Bodmer amassed 150,000 works in eighty languages, including first editions of major works, the Papyrus 66 which is one of the oldest almost completely preserved manuscripts of John's Gospel (2nd century), the original of Grimms' Fairy Tales, the only copies of the Gutenberg Bible and the Shakespeare First Folio in Switzerland, a string quintet by Mozart, the prose version of Gotthold Lessing's Nathan the Wise, Gustave Flaubert's Madame Bovary, Thomas Mann's Lotte in Weimar, original editions of Don Quixote, Goethe's Faust, and valuable papyri, known as Bodmer Papyri, from ancient times, including a papyrus manuscript dating to the third century of the complete Dyskolos, an Ancient Greek comedy by Menander, which was recovered and published in 1959. Bodmer extended its project to cuneiform tablets and ancient coins.

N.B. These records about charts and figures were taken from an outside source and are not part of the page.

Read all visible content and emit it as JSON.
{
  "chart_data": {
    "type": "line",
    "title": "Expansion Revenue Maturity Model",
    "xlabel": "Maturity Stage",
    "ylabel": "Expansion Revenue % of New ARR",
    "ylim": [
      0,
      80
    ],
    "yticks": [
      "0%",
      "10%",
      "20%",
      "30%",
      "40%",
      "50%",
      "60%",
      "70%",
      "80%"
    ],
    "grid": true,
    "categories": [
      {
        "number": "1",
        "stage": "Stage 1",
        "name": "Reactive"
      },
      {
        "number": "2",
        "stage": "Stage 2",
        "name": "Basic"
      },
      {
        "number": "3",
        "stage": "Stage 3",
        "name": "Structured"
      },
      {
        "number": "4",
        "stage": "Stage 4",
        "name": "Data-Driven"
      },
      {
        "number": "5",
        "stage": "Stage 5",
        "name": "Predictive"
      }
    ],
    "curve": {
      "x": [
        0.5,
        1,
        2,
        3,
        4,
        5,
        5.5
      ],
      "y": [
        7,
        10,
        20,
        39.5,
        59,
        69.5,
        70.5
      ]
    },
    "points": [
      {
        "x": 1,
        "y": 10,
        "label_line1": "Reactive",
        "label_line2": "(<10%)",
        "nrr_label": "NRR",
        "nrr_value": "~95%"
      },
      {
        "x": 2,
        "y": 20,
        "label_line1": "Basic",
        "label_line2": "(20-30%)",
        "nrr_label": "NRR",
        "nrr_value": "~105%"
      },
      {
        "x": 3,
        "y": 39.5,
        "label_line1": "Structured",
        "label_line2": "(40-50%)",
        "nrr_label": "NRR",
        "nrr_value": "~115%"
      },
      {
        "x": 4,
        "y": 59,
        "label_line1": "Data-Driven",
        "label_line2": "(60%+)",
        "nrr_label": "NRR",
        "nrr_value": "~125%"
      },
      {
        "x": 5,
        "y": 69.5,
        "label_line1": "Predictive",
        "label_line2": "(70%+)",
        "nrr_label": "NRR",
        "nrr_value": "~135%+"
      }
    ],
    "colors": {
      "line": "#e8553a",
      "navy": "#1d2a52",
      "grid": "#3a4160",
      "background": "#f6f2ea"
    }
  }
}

Before his death, Bodmer refused the proposal of Harry H. Ransom who offered him $60 million (1971) to buy the collection. With his children’s consent, Bodmer placed his collection at the heart of the Martin Bodmer Foundation, a private cultural institution headquartered in Cologny, which continues to manage and expand the collection.

== Personal life ==
In 1927, Bodmer married Alice Elsa Naville (1906–1982), daughter of Henri Agenor Naville (1875–1939), an engineer at Escher, Wyss & Cie., and Martha Clotilde Naville (née von Muralt; 1878–1939). They had four children.